A adrenalina de voar a mais de 200 km/h, de cabeça para baixo, com dezenas de pessoas ao redor, faz parte da rotina do mineiro Rogério Menezes. Nascido em Belo Horizonte e radicado em Boituva, no interior de São Paulo, o atleta de 42 anos faz parte do grupo de 16 brasileiros convocados para integrar o The Vertical Elite, grupo internacional que tentará quebrar o recorde mundial de salto em formação vertical entre os dias 16 e 22 de agosto, na cidade de Ottawa, no estado de Illinois, nos Estados Unidos.
A meta é ousada: reunir 200 atletas em queda livre, todos de cabeça para baixo, formando uma figura sincronizada no céu. O objetivo é superar o recorde atual, de 164 paraquedistas, estabelecido em 2015, também nos Estados Unidos.
Em entrevista exclusiva para O TEMPO Sports, Rogério conta que, além de reunir o grupo, todo o salto foi estudado a partir de cálculos e precisou ser redesenhado após duas tentativas fracassadas, em 2018 e 2022, para que agora se concretize.
“Achavam que 164 era o limite. Mas os organizadores estudaram o que deu errado, mudaram a lógica da formação, como os grupos se aproximam no ar. Essa nova engenharia funcionou nos eventos menores. Agora vamos tentar com 200”, explica o paraquedista.
Vice-campeão brasileiro na modalidade Freefly (que inclui acrobacias e movimentos no ar com movimento do corpo) ele atua também como organizador de eventos no Brasil. Em 2023, liderou o recorde sul-americano de formações verticais, com 54 atletas conectados em queda livre, em Boituva, no interior de São Paulo.
“Foi tudo muito rápido. Eu fiz meu primeiro salto duplo em 2019, na Serra do Cipó, como turista. Vi outras pessoas saltando sozinhas e decidi me aprofundar. Um mês depois, eu já estava fazendo o curso. Comecei a ir pra Boituva duas vezes por mês e logo mergulhei no alto rendimento”, conta Rogério Menezes.
Antes de ser convocado para a equipe do recorde mundial, o atleta mineiro participou de diversos eventos classificatórios nos Estados Unidos, como os recordes estaduais da Califórnia e da Flórida. Nessas formações, com grupos de 30 a 60 paraquedistas, os organizadores avaliaram o desempenho de cada paraquedista e depois selecionar os nomes que estarão no salto principal
“Ninguém te convida à toa. Você vai crescendo passo a passo. Começa no túnel de vento, depois salta sozinho, depois com um instrutor, depois em grupos menores. Quando você começa a mostrar consistência, começa a receber os convites. Mas com o convite vem também a cobrança”, reforça.

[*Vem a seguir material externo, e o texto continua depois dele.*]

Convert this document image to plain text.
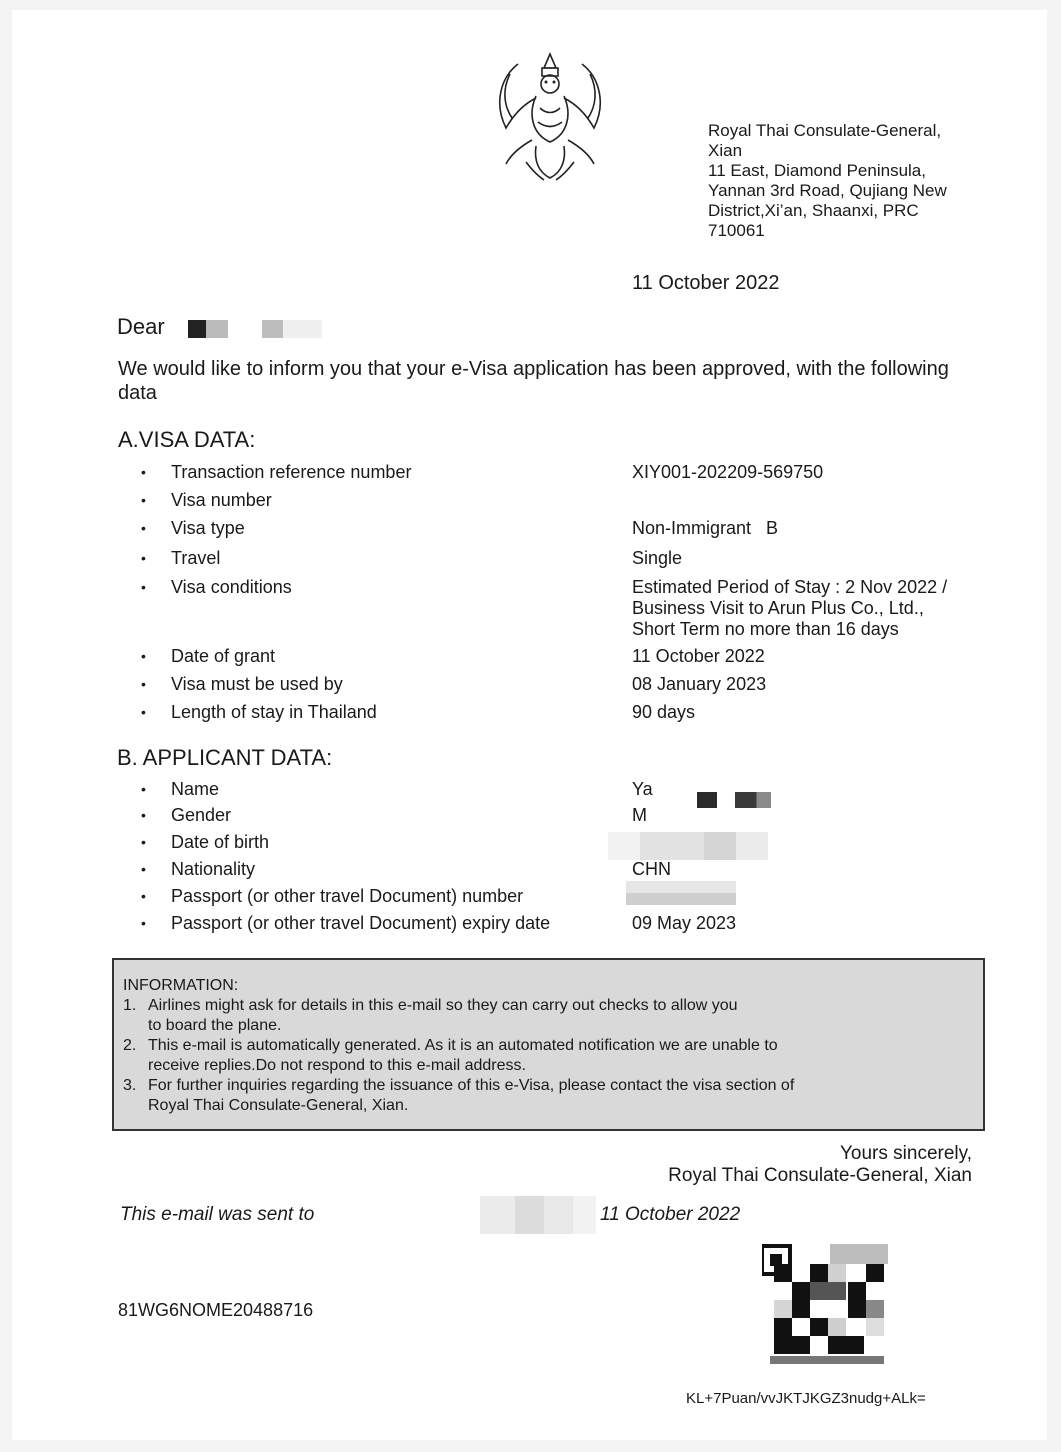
Royal Thai Consulate-General,
Xian
11 East, Diamond Peninsula,
Yannan 3rd Road, Qujiang New
District,Xi’an, Shaanxi, PRC
710061
11 October 2022
Dear
We would like to inform you that your e-Visa application has been approved, with the following data
A.VISA DATA:
• Transaction reference number	XIY001-202209-569750
• Visa number
• Visa type	Non-Immigrant   B
• Travel	Single
• Visa conditions	Estimated Period of Stay : 2 Nov 2022 /
Business Visit to Arun Plus Co., Ltd.,
Short Term no more than 16 days
• Date of grant	11 October 2022
• Visa must be used by	08 January 2023
• Length of stay in Thailand	90 days
B. APPLICANT DATA:
• Name	Ya
• Gender	M
• Date of birth
• Nationality	CHN
• Passport (or other travel Document) number
• Passport (or other travel Document) expiry date	09 May 2023
INFORMATION:
1. Airlines might ask for details in this e-mail so they can carry out checks to allow you
to board the plane.
2. This e-mail is automatically generated. As it is an automated notification we are unable to
receive replies.Do not respond to this e-mail address.
3. For further inquiries regarding the issuance of this e-Visa, please contact the visa section of
Royal Thai Consulate-General, Xian.
Yours sincerely,
Royal Thai Consulate-General, Xian
This e-mail was sent to	11 October 2022
81WG6NOME20488716
KL+7Puan/vvJKTJKGZ3nudg+ALk=
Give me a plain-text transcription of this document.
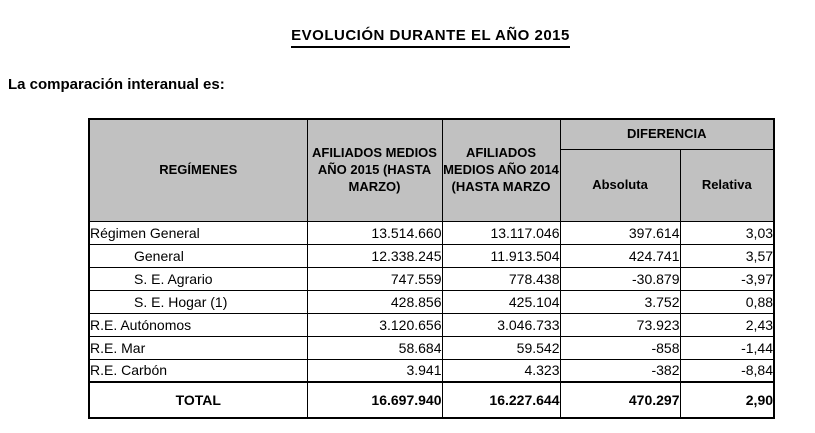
EVOLUCIÓN DURANTE EL AÑO 2015
La comparación interanual es:
REGÍMENES	AFILIADOS MEDIOS AÑO 2015 (HASTA MARZO)	AFILIADOS MEDIOS AÑO 2014 (HASTA MARZO	DIFERENCIA	
			Absoluta	Relativa
Régimen General	13.514.660	13.117.046	397.614	3,03
General	12.338.245	11.913.504	424.741	3,57
S. E. Agrario	747.559	778.438	-30.879	-3,97
S. E. Hogar (1)	428.856	425.104	3.752	0,88
R.E. Autónomos	3.120.656	3.046.733	73.923	2,43
R.E. Mar	58.684	59.542	-858	-1,44
R.E. Carbón	3.941	4.323	-382	-8,84
TOTAL	16.697.940	16.227.644	470.297	2,90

Salto exige técnica e cuidado
Campeão brasileiro de paraquedismo, Rogério diz que o salto Head Down faz parte da técnica chamada Freefly, que permite voar por todos os eixos do corpo: de barriga, costas, sentado ou de cabeça para baixo. A modalidade exige alto controle corporal, treino intenso e atenção a cada detalhe.
“Essa posição, apesar de parecer radical, é aerodinâmica. O corpo corta o vento melhor. A gente consegue mais velocidade e mais controle. No salto, cada pessoa precisa estar no ponto exato, no tempo exato. Se um atleta erra o tempo, atrasa, chega mais rápido ou fora do eixo, coloca todo mundo em risco”, explica Rogério Menezes (foto).
Durante o salto nos EUA, para estabelecer o novo recorde mundial Head Down (de cabeça para baixo), os atletas deixarão nove aeronaves a quase 6 mil metros de altitude (o equivalente a um prédio de 2 mil andares). Cada um seguirá um caminho definido para ocupar o lugar certo na figura que será formada no ar. A separação, momento em que os atletas se afastam para abrir os paraquedas, é a etapa mais sensível.
“O momento mais crítico é o break-off, que é quando todo mundo se separa. Ninguém pode abrir o paraquedas muito perto do outro. Na hora da abertura, pode haver instabilidade, o paraquedas pode sair torto ou desestabilizar. Se você estiver próximo de alguém, uma colisão é fatal.”
Rogério diz que chegar ao mundial é resultado de um processo longo, que começa em treinos individuais no túnel de vento e passa por formações menores em eventos seletivos no Brasil e no exterior.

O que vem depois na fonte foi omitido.